Сын внимательно слушал.
— Они распоясались совсем, народ там прожженный был, опытный, поперли прямо на охрану, а у меля большинство были молодые солдаты, сопляки, боялись даже и воздух стрелять. Представляешь, если бы я дрогнул, они бы нас смяли и устроили тартарарам, им же потом было бы хуже.
— И что, стреляли?
— У меня есть распорядок, инструкция: сначала дали предупредительный выстрел, а потом пришлось принять крайние меры.
— И убили?
— Рассеяли.
— А жертвы были?
Помолчал, сказал твердо:
— Были.
— Много?
— Я не помню. Если бы мы их не сдержали, им было бы хуже — всем! Меня потом вызывали, как, мол, не могли без крови, начальник на меня свалил. Перевели. Потом демобилизовали. Но никто с меня погон не срывал, наград не лишал, и проводили на пенсию с почетом. Квартиру дали, вот видишь. Допустил грубые ошибки в сложной ситуации, но никто мне не говорил, что я враг или изменник, или еще там кто. Я честный человек, и мне нечего скрывать. Вот так, Алеша!
Сын молчал, опустив глаза, думая о своем.
Отец глянул на часы, спросил несколько раздраженно, реакция сына начинала злить.
— Что скажешь?
— Чего говорить? — сын не поднимал глаз. — Грустно все это.
— Что?! — голос сразу сел. — Что значит "грустно", что за дурацкое слово? Я тебя не про стихи спрашиваю! Это — жизнь.
— Я тоже не про стихи.
Упрям он был, набычился, и что у него происходило в его голове, черт его поймет! Отец чувствовал себя специально непонятым, и досада на себя, на свой откровенный разговор, и злость на сына овладели им.

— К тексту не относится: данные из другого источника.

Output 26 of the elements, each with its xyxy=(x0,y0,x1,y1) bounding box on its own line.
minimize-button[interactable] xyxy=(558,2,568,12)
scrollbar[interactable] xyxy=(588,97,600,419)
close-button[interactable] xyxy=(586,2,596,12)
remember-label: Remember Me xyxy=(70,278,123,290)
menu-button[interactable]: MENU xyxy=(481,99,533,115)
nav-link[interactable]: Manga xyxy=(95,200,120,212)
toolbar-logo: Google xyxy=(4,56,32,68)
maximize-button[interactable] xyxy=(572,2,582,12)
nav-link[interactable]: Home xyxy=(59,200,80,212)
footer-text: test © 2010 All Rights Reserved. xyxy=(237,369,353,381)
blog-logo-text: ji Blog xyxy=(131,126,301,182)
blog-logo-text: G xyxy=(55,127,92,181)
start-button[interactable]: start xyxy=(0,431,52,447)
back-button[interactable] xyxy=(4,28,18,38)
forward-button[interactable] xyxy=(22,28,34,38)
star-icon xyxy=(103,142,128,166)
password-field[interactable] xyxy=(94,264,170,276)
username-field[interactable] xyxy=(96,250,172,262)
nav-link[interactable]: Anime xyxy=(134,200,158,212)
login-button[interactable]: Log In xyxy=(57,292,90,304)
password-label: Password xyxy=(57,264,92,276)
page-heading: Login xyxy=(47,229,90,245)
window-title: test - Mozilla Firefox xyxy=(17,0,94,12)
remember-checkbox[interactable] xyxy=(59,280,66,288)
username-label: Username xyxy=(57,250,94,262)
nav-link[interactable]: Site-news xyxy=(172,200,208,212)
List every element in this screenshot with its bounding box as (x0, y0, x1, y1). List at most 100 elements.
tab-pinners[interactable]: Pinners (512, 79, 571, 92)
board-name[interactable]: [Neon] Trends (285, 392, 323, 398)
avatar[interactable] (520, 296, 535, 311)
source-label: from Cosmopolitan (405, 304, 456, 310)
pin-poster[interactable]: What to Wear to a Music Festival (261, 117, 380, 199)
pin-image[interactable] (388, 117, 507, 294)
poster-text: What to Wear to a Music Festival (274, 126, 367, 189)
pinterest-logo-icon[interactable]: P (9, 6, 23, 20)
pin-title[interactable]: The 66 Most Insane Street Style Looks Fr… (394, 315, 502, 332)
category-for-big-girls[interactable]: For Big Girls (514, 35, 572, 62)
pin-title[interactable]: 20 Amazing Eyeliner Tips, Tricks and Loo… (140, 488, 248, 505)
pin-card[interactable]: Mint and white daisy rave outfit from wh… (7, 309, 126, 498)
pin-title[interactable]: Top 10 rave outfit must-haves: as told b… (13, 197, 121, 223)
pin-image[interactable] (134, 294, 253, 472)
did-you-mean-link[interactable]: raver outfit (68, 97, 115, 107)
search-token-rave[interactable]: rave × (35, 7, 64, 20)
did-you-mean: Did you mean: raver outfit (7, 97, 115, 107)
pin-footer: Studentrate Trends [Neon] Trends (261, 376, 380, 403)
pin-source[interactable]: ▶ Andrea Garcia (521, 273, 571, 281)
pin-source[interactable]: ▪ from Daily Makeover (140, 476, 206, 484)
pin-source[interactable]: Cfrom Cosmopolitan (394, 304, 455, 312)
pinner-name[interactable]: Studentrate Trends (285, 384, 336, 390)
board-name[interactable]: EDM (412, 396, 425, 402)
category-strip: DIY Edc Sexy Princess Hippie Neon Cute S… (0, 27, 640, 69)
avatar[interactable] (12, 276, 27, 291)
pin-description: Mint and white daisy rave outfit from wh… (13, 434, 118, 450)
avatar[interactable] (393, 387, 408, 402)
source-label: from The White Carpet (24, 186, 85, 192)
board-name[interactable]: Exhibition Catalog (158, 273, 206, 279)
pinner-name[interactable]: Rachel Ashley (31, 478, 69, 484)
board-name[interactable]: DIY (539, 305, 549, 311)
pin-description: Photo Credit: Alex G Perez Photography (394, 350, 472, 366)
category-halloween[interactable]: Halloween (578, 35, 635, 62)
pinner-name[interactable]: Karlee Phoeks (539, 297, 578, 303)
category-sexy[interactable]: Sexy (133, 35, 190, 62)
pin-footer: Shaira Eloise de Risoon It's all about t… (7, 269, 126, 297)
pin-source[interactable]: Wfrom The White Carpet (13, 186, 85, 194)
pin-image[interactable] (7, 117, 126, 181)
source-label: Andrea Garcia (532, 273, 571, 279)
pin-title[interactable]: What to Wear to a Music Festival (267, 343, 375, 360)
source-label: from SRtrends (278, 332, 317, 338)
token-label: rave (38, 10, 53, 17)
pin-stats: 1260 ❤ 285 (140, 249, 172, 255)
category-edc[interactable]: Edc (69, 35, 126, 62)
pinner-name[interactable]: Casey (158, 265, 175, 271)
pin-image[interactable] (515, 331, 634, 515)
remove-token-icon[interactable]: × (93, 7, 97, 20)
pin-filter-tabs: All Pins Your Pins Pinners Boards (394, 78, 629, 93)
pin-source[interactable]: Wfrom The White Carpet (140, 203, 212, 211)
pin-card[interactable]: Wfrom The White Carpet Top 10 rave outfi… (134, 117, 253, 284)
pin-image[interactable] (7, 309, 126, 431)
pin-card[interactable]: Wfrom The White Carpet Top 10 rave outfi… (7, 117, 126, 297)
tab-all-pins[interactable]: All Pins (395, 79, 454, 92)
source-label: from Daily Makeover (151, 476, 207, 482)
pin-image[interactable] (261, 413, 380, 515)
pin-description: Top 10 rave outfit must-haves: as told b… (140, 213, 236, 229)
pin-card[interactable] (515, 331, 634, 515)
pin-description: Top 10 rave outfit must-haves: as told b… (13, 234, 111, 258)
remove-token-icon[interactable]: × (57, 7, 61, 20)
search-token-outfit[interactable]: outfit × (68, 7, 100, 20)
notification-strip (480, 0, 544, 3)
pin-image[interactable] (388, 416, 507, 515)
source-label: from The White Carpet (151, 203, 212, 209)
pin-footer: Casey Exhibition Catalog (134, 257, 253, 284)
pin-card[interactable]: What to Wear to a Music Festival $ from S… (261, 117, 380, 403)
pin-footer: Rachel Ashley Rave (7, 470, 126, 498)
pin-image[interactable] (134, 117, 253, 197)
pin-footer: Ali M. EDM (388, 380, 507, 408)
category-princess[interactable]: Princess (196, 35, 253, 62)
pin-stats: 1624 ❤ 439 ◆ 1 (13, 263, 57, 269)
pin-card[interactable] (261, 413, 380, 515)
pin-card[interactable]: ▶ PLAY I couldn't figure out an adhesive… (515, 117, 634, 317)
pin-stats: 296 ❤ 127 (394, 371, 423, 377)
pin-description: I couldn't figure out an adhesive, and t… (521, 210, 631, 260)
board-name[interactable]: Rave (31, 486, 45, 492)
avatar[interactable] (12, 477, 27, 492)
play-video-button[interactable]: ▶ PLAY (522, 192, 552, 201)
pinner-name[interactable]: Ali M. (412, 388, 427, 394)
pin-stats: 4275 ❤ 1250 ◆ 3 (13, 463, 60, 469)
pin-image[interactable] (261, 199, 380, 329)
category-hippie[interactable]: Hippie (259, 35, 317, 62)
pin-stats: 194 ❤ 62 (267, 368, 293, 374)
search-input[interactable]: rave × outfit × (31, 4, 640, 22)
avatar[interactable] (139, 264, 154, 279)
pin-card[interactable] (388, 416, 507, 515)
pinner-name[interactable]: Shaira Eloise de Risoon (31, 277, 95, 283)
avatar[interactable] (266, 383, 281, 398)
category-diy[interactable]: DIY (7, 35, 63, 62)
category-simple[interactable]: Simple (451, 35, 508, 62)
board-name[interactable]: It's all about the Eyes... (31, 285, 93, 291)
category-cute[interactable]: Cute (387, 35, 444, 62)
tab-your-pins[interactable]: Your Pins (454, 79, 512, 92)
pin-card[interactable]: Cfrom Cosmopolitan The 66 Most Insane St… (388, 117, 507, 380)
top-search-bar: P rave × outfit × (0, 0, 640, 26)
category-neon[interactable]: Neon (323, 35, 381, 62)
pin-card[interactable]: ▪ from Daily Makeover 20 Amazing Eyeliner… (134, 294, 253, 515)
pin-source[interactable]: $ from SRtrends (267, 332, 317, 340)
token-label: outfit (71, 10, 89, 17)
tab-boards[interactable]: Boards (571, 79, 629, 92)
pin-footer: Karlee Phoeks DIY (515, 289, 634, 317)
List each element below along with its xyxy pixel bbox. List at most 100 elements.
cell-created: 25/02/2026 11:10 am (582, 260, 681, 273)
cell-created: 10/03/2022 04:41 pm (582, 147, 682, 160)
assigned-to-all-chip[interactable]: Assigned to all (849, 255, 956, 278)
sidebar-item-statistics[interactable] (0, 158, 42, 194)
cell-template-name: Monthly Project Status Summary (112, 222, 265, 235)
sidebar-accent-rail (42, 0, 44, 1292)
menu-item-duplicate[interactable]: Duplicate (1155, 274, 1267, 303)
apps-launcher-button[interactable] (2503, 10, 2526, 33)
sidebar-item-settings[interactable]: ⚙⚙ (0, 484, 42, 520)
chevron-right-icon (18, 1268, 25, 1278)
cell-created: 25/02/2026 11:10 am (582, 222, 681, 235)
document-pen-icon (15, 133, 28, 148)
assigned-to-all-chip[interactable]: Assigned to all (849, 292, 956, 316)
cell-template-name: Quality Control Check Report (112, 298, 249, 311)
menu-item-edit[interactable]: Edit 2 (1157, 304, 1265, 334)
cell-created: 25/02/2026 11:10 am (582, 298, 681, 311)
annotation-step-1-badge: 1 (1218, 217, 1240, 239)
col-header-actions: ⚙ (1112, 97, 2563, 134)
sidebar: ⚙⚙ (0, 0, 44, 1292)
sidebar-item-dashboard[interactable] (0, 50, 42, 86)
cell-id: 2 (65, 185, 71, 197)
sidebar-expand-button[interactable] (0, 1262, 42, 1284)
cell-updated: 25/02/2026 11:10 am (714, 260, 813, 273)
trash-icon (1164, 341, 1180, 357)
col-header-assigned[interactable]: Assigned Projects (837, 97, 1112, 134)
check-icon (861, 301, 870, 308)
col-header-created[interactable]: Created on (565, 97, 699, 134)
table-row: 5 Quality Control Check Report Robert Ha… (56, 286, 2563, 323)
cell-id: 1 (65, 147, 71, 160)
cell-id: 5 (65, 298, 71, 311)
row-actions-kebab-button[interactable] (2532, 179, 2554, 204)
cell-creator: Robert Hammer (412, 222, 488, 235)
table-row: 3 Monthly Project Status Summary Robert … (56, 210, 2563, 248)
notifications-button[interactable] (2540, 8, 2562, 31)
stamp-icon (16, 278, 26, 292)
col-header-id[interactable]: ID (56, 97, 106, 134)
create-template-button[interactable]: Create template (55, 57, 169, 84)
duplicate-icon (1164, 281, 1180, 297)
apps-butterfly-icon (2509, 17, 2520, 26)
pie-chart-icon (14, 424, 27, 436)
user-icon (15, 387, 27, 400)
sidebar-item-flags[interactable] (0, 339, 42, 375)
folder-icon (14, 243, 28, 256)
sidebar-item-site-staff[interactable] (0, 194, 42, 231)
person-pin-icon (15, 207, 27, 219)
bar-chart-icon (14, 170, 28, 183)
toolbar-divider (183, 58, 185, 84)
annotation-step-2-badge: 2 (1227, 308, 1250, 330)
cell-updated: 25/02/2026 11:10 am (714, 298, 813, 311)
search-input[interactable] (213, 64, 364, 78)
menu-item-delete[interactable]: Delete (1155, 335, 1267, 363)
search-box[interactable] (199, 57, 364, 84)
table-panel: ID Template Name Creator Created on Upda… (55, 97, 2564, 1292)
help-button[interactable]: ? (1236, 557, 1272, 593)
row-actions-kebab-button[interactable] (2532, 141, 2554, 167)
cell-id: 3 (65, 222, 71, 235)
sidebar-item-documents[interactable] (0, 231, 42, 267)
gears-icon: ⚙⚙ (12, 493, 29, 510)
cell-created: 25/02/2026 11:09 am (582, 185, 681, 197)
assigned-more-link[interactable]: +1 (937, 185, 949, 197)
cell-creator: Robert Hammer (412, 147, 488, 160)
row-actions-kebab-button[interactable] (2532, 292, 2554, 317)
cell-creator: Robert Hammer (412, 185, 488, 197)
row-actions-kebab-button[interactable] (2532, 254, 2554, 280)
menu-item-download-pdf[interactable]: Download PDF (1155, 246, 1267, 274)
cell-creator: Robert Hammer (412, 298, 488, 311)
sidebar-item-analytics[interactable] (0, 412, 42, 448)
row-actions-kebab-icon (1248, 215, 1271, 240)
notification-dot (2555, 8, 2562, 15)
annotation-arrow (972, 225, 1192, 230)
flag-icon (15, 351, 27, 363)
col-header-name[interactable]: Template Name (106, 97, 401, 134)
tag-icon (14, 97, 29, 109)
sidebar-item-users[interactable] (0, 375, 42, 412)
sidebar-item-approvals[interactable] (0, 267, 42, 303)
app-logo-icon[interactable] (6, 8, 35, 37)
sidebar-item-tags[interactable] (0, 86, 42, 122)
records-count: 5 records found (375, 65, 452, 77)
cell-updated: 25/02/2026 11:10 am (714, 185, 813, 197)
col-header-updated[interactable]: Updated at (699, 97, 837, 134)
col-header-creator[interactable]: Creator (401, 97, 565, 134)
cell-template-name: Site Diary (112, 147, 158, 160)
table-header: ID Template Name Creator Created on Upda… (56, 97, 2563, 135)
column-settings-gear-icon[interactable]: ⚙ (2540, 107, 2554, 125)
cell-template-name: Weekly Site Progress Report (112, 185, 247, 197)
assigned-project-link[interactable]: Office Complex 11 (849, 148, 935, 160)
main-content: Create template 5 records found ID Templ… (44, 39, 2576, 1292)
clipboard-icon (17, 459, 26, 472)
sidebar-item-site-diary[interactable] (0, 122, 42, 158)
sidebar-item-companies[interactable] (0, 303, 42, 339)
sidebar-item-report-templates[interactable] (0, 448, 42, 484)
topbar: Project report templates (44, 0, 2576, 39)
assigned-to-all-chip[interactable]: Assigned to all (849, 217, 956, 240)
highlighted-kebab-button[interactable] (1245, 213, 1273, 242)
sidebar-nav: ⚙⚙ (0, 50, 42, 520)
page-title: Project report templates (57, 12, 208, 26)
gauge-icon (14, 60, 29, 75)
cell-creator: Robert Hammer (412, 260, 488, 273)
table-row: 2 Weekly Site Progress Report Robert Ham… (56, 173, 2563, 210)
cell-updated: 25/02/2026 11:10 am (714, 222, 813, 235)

— Как же в безоружных стрелять? — спросил сын, и опять он не смотрел в глаза.
— Эти безоружные, мало мы их... — начал отец. — Я тебе сказал уже: есть устав, инструкция, приказ!
— А чего ты тогда испугался?
— Кто испугался?
— Вчера как ты испугался. — Сын поднял на него глаза. — Молчал всю дорогу, слова не мог сказать, мама за тебя говорила.
— Мне бояться нечего, — голос у отца сорвался. — Пусть другие боятся. У меня совесть чиста, я всем могу сказать!
— А как же девятого января, тоже по приказу?
— Ты не говори глупости, не сравнивай! Болтовня! Нашел, что сравнить! Мы порядок защищали, а это — капиталисты, помещики...
— Так стреляли не помещики.
— Что?.. Верно, рабочие и крестьяне, одетые в солдатские шинели. Так они же были несознательные... Или ты что хочешь сказать?
Сын молчал, опустив голову.
— Ты что хочешь сказать? Что твой отец подлец, что ли? Или... убийца какой?
Сын молчал.
— Ты не молчи, чего ты глаза прячешь? Ты не бойся, что ж ты!
Сын медленно поднял свое лицо. Глянул в глаза. Усмехнулся.
Отец не сам ударил, рука ударила — прямо по ухмылке. Сильно ударила.
Он рванулся вперед, но у самых дверей в коридоре, сын догнал его, развернул за плечи и крикнул в лицо:
— Почему?! Почему?! Боишься, значит?
Первым его желанием было вытереть кровь с лица Алешки, но от слов сына зарычал, заскрипел:
— Щенок! — Убил бы. И справедливо.
И тут кинулась мать, упала между ними:
— Коля!
Он хлопнул дверью и побежал по лестнице.
...Он шагал среди прохожих.
Ехал в метро, кругом стояли плечом к плечу, и он среди них, и все оттирал свою щеку и губы, будто хотел сбросить что-то.
Была проходная.
Заводской двор. Портреты вождей, Ленин на пьедестале.
Он вошел в лифт. С кем-то поздоровался, кому-то улыбнулся. Вокруг разговаривали, но он не слышал, он трогал свою щеку, будто не он сам, а его ударили.
Цех работал. Все было ладно и гармонично. Все шло планово.
И мастер Кузнецов, который поглаживал свою щеку.